Es el tercer trabajo como solista de un hombre que es conocido por ser el Mascherano de los Rolling Stones: un jugador que se sacrifica por el equipo y que sabe como distribuir el juego. Se la tira larga a Mick Jagger para que corra de una punta a la otra del escenario; lo mantiene a Charlie Watts atrás, en la batería, para que cuide el arco; manda a Ronnie Wood a cabecear el centro mientras él permanece en el círculo central del campo controlándolo todo. Crosseyed Heart, en ese esquema, es un partido de potrero donde se cuidan las buenas costumbres pero no se abusa de la gambeta. A puro corazón y pases cortos, Keith Richards hilvana un disco en el que puede hacer lo que más le gusta: el roll.
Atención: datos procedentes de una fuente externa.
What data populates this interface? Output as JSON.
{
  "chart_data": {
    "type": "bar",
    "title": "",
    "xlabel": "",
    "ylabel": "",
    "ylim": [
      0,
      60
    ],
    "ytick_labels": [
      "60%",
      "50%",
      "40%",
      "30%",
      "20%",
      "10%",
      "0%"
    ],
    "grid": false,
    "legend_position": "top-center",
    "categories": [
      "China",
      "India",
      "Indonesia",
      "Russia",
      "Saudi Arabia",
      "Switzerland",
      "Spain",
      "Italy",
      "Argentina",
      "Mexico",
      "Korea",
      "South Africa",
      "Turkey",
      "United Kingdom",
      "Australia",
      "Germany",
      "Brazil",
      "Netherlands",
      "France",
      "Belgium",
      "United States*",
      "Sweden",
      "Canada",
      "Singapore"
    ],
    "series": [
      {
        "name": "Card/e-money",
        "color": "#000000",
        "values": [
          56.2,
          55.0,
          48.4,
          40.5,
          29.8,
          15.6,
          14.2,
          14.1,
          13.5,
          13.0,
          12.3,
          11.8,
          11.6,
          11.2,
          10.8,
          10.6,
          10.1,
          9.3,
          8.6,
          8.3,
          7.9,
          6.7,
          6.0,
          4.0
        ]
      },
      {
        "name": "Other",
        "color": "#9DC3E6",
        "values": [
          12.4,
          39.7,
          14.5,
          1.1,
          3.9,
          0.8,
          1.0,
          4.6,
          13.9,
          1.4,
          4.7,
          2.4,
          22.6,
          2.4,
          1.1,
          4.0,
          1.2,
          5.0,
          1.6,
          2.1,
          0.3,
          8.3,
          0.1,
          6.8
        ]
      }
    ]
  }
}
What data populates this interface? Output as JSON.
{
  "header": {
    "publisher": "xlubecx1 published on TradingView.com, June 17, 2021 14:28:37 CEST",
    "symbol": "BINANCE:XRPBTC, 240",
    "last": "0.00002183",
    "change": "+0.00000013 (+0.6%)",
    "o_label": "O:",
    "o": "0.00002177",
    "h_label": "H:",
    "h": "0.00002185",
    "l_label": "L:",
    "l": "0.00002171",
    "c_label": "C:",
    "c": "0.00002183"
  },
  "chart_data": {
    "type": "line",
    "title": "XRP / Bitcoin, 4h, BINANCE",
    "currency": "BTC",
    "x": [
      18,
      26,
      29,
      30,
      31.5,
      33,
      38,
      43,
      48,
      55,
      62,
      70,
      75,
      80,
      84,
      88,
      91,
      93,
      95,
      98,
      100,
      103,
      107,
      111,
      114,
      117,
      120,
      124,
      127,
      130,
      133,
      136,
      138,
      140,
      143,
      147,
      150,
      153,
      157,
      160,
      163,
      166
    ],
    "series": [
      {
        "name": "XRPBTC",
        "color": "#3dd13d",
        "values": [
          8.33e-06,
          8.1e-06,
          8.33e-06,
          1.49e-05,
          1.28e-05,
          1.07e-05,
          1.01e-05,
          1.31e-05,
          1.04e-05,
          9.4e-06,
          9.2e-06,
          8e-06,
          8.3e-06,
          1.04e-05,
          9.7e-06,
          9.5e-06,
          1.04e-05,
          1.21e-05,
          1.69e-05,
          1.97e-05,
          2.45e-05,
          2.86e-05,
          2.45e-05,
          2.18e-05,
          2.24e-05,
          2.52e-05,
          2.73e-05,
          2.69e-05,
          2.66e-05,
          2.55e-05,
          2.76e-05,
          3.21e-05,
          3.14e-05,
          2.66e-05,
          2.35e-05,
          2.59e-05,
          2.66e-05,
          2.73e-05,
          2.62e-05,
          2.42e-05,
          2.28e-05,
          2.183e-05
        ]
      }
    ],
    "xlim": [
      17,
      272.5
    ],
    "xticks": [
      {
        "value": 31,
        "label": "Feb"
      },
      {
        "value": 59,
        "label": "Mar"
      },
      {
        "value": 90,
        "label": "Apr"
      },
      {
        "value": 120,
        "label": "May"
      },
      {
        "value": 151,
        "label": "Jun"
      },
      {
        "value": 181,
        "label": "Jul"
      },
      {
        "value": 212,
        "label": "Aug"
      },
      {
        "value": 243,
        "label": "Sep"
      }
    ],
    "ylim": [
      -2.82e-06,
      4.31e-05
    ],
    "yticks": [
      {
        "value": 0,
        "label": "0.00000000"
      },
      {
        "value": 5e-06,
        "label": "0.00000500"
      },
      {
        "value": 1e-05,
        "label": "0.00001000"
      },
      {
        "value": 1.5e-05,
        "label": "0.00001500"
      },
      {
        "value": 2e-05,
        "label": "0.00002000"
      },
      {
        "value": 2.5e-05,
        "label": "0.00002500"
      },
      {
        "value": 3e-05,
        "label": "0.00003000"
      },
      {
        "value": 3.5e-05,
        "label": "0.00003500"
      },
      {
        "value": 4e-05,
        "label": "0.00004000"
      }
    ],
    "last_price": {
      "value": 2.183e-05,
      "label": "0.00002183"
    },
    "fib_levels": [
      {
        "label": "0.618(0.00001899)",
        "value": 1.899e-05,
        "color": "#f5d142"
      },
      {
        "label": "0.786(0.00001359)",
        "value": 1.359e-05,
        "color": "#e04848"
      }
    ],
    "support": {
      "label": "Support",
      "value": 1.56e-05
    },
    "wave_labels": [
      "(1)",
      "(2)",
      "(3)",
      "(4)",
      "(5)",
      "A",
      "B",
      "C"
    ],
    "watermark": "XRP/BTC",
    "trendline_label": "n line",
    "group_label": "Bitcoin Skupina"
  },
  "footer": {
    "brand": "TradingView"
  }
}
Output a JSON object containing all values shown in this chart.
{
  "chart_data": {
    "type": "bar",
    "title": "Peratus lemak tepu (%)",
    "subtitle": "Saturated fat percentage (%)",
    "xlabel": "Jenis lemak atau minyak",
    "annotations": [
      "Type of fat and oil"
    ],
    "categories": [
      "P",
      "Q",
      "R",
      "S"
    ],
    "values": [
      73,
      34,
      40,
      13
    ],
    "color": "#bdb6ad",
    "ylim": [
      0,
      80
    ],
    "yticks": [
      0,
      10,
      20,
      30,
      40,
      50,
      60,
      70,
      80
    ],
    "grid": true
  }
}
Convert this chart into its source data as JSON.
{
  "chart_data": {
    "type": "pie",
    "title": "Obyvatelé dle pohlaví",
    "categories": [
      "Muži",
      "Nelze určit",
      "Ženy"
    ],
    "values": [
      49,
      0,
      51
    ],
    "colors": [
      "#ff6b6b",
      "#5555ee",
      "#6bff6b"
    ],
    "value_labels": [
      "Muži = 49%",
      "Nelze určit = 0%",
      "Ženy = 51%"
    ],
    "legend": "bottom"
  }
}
Antes, se queja un poco del rock. “Lo transformaron en una marcha –dice–. Del rock and roll nunca me canso, pero sí me canso de la música rock que es la versión del hombre blanco. Quiero decir: discúlpenme, prefiero el roll”. En un silogismo, describe el problema que enfrenta buena parte de la música que hoy se llama rock, aunque no por esto descubrió la pólvora: Duke Ellington advirtió esa dificultad desde el jazz en 1931 cuando compuso “It Don’t Mean a Thing if it Ain’t Got That Swing” (si no tiene swing, no tiene nada). Al rock le robaron el roll, y Keith Richards tiene encanutada una reserva que le alcanzará hasta que le suene el silbato final. El rock sin el roll, no tiene gracia, es una marcha: es Mick Jagger solista.
Crosseyed Heart pone de relevancia esa cuestión. A Keith Richards no le interesa la producción, el despliegue, la sofisticación vana, el pavoneo ni la fuerza bruta. Para él todo está en ese pequeño sesgo rítmico que es el roll, que desarticula sutilmente al rock y lo convierte en algo vivo, algo sexual, conectado con la tierra y con la sangre, sin por eso estar anclado al suelo: frecuenta una sintonía de liviandad. “De eso se trata el rock and roll –resume Richards–, tocás y te hace levitar. Y sucede cuando los tipos alrededor tocan y vos decís: ‘Ellos también lo sienten. Lo sé’. Y buscás esos momentos donde volás. Y tratás que duren el mayor tiempo posible porque es una de las mejores sensaciones del mundo. Tal vez solo sea rock and roll, pero te digo algo: es de puta madre”.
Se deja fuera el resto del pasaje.